The twisted farce that is President Obama's Department of "Justice" recently used the Voting Rights Act to force a small North Carolina town to include party affiliation on ballots for local offices. The DOJ's excuse is that Democrats are less likely to be elected if they aren't identified as Democrats on the ballot and blacks want Democrats—and only Democrats—to be elected.
Yes, the decision is as starkly and as sickeningly racial as that:
The Justice Department's ruling, which affects races for City Council and mayor, went so far as to say partisan elections are needed so that black voters can elect their "candidates of choice" - identified by the department as those who are Democrats and almost exclusively black.
The department ruled that white voters in Kinston will vote for blacks only if they are Democrats and that therefore the city cannot get rid of party affiliations for local elections because that would violate black voters' right to elect the candidates they want.
Voters should get as much information on the ballots as they want—including party affiliation—but the key is that localities should be free to choose the information provided. In this case, Kinston voted 2 to 1 to do away with the party affiliation of candidates in local elections. Their choice should be respected, and in much of the rest of the country it would have been.
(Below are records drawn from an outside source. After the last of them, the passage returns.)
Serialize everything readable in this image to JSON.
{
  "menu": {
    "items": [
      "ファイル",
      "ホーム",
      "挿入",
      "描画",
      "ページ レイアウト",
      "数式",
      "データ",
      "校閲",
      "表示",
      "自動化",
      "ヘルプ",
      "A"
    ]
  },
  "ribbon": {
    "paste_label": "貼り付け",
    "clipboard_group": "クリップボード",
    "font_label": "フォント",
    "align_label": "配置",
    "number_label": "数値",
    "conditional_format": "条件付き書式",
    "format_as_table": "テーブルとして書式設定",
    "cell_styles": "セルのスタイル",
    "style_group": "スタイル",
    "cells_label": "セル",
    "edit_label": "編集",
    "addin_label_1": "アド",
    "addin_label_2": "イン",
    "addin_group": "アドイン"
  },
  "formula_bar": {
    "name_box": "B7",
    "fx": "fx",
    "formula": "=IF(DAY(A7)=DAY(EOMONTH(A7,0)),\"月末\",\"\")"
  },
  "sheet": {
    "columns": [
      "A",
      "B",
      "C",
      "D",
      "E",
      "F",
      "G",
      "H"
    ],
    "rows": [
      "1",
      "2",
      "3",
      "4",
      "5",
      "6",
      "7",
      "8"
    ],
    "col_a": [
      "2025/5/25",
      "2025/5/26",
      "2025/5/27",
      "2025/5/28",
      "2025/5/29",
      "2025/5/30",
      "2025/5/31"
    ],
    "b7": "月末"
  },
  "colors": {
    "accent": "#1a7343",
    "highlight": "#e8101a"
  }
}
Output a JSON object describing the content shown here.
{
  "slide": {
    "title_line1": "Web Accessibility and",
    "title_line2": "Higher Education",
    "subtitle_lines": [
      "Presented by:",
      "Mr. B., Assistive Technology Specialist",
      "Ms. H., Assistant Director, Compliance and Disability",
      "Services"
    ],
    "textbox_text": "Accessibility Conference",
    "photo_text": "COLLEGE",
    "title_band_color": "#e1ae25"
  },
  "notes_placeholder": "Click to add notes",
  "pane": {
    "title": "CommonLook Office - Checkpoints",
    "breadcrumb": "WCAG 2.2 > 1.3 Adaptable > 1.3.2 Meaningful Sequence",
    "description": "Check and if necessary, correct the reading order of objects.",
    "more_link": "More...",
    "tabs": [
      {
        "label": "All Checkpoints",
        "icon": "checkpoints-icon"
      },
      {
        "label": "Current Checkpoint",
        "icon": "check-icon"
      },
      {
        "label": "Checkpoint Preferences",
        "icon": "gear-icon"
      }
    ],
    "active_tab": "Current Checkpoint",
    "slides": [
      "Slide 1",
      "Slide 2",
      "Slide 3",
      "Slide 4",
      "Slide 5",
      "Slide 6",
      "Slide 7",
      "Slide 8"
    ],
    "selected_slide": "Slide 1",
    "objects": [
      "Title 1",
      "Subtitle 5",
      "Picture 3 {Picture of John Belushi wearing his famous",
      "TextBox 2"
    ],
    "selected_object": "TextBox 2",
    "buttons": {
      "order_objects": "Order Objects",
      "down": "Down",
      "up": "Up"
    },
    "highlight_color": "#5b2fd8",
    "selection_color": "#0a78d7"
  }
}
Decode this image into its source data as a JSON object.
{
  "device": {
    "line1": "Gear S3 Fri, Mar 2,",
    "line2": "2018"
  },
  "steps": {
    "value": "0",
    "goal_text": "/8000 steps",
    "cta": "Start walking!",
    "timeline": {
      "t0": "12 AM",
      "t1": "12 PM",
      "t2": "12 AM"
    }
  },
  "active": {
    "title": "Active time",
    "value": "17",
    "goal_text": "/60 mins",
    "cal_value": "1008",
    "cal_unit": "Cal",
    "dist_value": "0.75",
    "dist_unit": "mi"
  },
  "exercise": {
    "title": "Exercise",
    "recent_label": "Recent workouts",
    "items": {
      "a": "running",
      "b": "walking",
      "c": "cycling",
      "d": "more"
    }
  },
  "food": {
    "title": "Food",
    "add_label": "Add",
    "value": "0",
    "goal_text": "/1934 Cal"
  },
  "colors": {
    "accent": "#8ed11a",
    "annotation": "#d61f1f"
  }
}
Unfortunately, North Carolina is still covered by the outdated Section 5 of the Voting Rights Act, which requires state and local governments to submit any change in voting to DOJ to determine if it is "discriminatory." Of course, according to Obama's DOJ, anything that potentially makes it harder for a Democrat to get elected is discriminatory.
There was a chance Section 5 would have been held unconstitutional this year, but Chief Justice Roberts' judicial minimalism led him to avoid the question. Of the justices, only Justice Thomas stood up for the rights of states and localities not to be accused of institutionalized racism based on data 35 years old. He got it right:
The lack of sufficient evidence that the covered jurisdictions currently engage in the type of discrimination that underlay the enactment of §5 undermines any basis for retaining it. Punishment for long past sins is not a legitimate basis for imposing a forward-looking preventative measure that has already served its purpose. Those supporting §5’s reenactment argue that without it these jurisdictions would return to the racially discriminatory practices of 30 and 40 years ago. But there is no evidence that public officials stand ready, if given the chance, to again engage in concerted acts of violence, terror, and subterfuge in order to keep minorities from voting. Without such evidence, the charge can only be premised on outdated assumptions about racial attitudes in the covered jurisdictions. Admitting that a prophylactic law as broad as §5 is no longer constitutionally justified based on current evidence of discrimination is not a sign of defeat. It is an acknowledgment of victory.
If Justice Thomas' voice had won the day, Kinston would not now be forced to decide whether to fight Obama's DOJ in the courts.